Oggi, l’incontro a Washington tra il presidente americano, Barack Obama, ed il Dalai
Lama, leader spirituale tibetano in esilio. L’evento nelle scorse settimane è stato
fortemente osteggiato dalla Cina, che considera il Dalai Lama ispiratore dei tentativi
di indipendenza del Tibet. Sull’importanza di questo incontro, Salvatore Sabatino
ha parlato con Guido Samarani, docente di Storia della Cina presso l’Università Cà
Foscari di Venezia: R. – L’atteggiamento
cinese sulla questione del Dalai Lama e del Tibet rientra nelle categorie generali
più volte affermate e riaffermate in questi anni da parte cinese, ossia quella della
non ingerenza negli affari interni. E’ difficile, ovviamente, scindere l’incontro,
l’aspetto spirituale e culturale – che credo nessuno contesti per il Dalai Lama –
con l’aspetto politico, con gli effetti politici che quest’incontro oggettivamente
ha. D. – Obama, dal canto suo, ha deciso di proseguire sulla
sua strada confermando l’incontro. Che tipo di conseguenze oggettivamente ci possiamo
attendere? R. – I problemi principali sul piano politico riguarderanno
i cinesi, che tenderanno ad essere ancora più intransigenti sulla questione del Tibet.

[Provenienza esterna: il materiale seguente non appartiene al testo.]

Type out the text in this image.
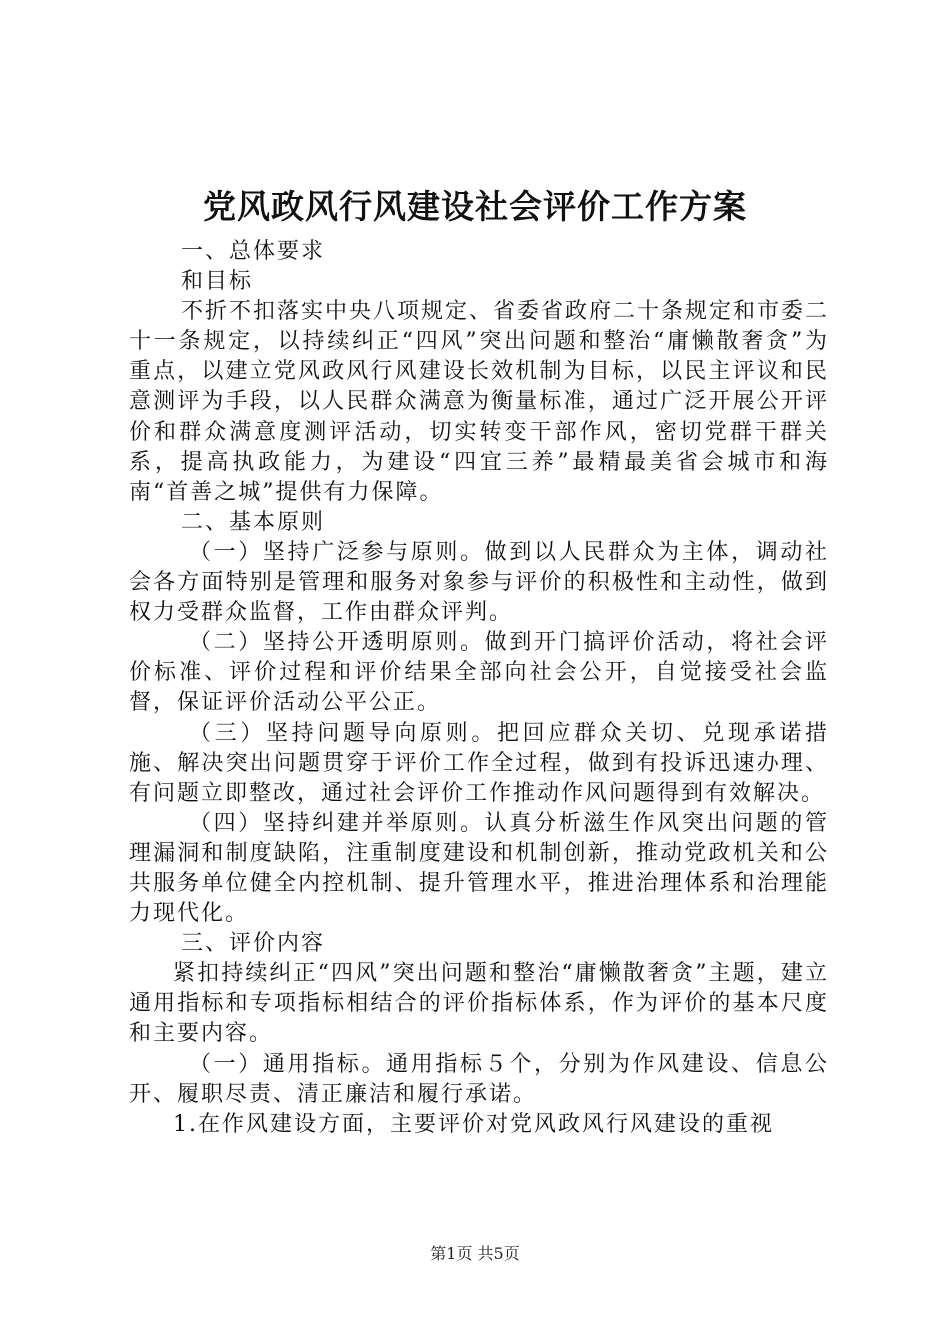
党风政风行风建设社会评价工作方案

一、总体要求

和目标

不折不扣落实中央八项规定、省委省政府二十条规定和市委二十一条规定，以持续纠正“四风”突出问题和整治“庸懒散奢贪”为重点，以建立党风政风行风建设长效机制为目标，以民主评议和民意测评为手段，以人民群众满意为衡量标准，通过广泛开展公开评价和群众满意度测评活动，切实转变干部作风，密切党群干群关系，提高执政能力，为建设“四宜三养”最精最美省会城市和海南“首善之城”提供有力保障。

二、基本原则

（一）坚持广泛参与原则。做到以人民群众为主体，调动社会各方面特别是管理和服务对象参与评价的积极性和主动性，做到权力受群众监督，工作由群众评判。

（二）坚持公开透明原则。做到开门搞评价活动，将社会评价标准、评价过程和评价结果全部向社会公开，自觉接受社会监督，保证评价活动公平公正。

（三）坚持问题导向原则。把回应群众关切、兑现承诺措施、解决突出问题贯穿于评价工作全过程，做到有投诉迅速办理、有问题立即整改，通过社会评价工作推动作风问题得到有效解决。

（四）坚持纠建并举原则。认真分析滋生作风突出问题的管理漏洞和制度缺陷，注重制度建设和机制创新，推动党政机关和公共服务单位健全内控机制、提升管理水平，推进治理体系和治理能力现代化。

三、评价内容

紧扣持续纠正“四风”突出问题和整治“庸懒散奢贪”主题，建立通用指标和专项指标相结合的评价指标体系，作为评价的基本尺度和主要内容。

（一）通用指标。通用指标５个，分别为作风建设、信息公开、履职尽责、清正廉洁和履行承诺。

1.在作风建设方面，主要评价对党风政风行风建设的重视

第1页 共5页
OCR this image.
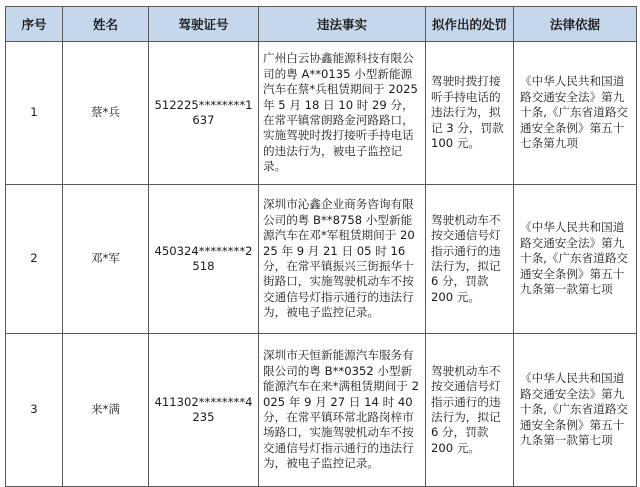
序号	姓名	驾驶证号	违法事实	拟作出的处罚	法律依据
1	蔡*兵	512225********1637	广州白云协鑫能源科技有限公司的粤 A**0135 小型新能源汽车在蔡*兵租赁期间于 2025 年 5 月 18 日 10 时 29 分，在常平镇常朗路金河路路口，实施驾驶时拨打接听手持电话的违法行为，被电子监控记录。	驾驶时拨打接听手持电话的违法行为，拟记 3 分，罚款 100 元。	《中华人民共和国道路交通安全法》第九十条,《广东省道路交通安全条例》第五十七条第九项
2	邓*军	450324********2518	深圳市沁鑫企业商务咨询有限公司的粤 B**8758 小型新能源汽车在邓*军租赁期间于 2025 年 9 月 21 日 05 时 16 分，在常平镇振兴三街振华十街路口，实施驾驶机动车不按交通信号灯指示通行的违法行为，被电子监控记录。	驾驶机动车不按交通信号灯指示通行的违法行为，拟记 6 分，罚款 200 元。	《中华人民共和国道路交通安全法》第九十条,《广东省道路交通安全条例》第五十九条第一款第七项
3	来*满	411302********4235	深圳市天恒新能源汽车服务有限公司的粤 B**0352 小型新能源汽车在来*满租赁期间于 2025 年 9 月 27 日 14 时 40 分，在常平镇环常北路岗梓市场路口，实施驾驶机动车不按交通信号灯指示通行的违法行为，被电子监控记录。	驾驶机动车不按交通信号灯指示通行的违法行为，拟记 6 分，罚款 200 元。	《中华人民共和国道路交通安全法》第九十条,《广东省道路交通安全条例》第五十九条第一款第七项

Da parte americana, è oggettivamente non facile per il presidente americano – che
è alle prese con tutta una serie di questioni complesse – far fronte a questi temi,
su cui credo ci sia una larga sensibilità negli Stati Uniti. D.
– I rapporti tra Cina e Stati Uniti in queste ultime settimane sono stati contraddistinti
da forti tensioni, prima sulla questione della censura Google, poi sulla vendita di
armi americane a Taiwan ed ancora sulla questione nucleare iraniana. Questi due Paesi
in che modo si potranno riavvicinare? R. – Leggevo recentemente
alcuni pareri di studiosi cinesi e di studiosi americani anche su sponde opposte.
Credo forse ci sia bisogno di quello che questi studiosi cinesi e americani hanno
proposto: una specie di nuovo summit, una nuova presa di posizione, una nuova cornice
generale da ridisegnare, che è forse quella delineata negli anni Settanta-Ottanta,
quando ci furono le prime relazioni filoamericane, ma che non è più sufficiente a
contenere tutta la complessità dei problemi vecchi e nuovi che hanno i due Paesi.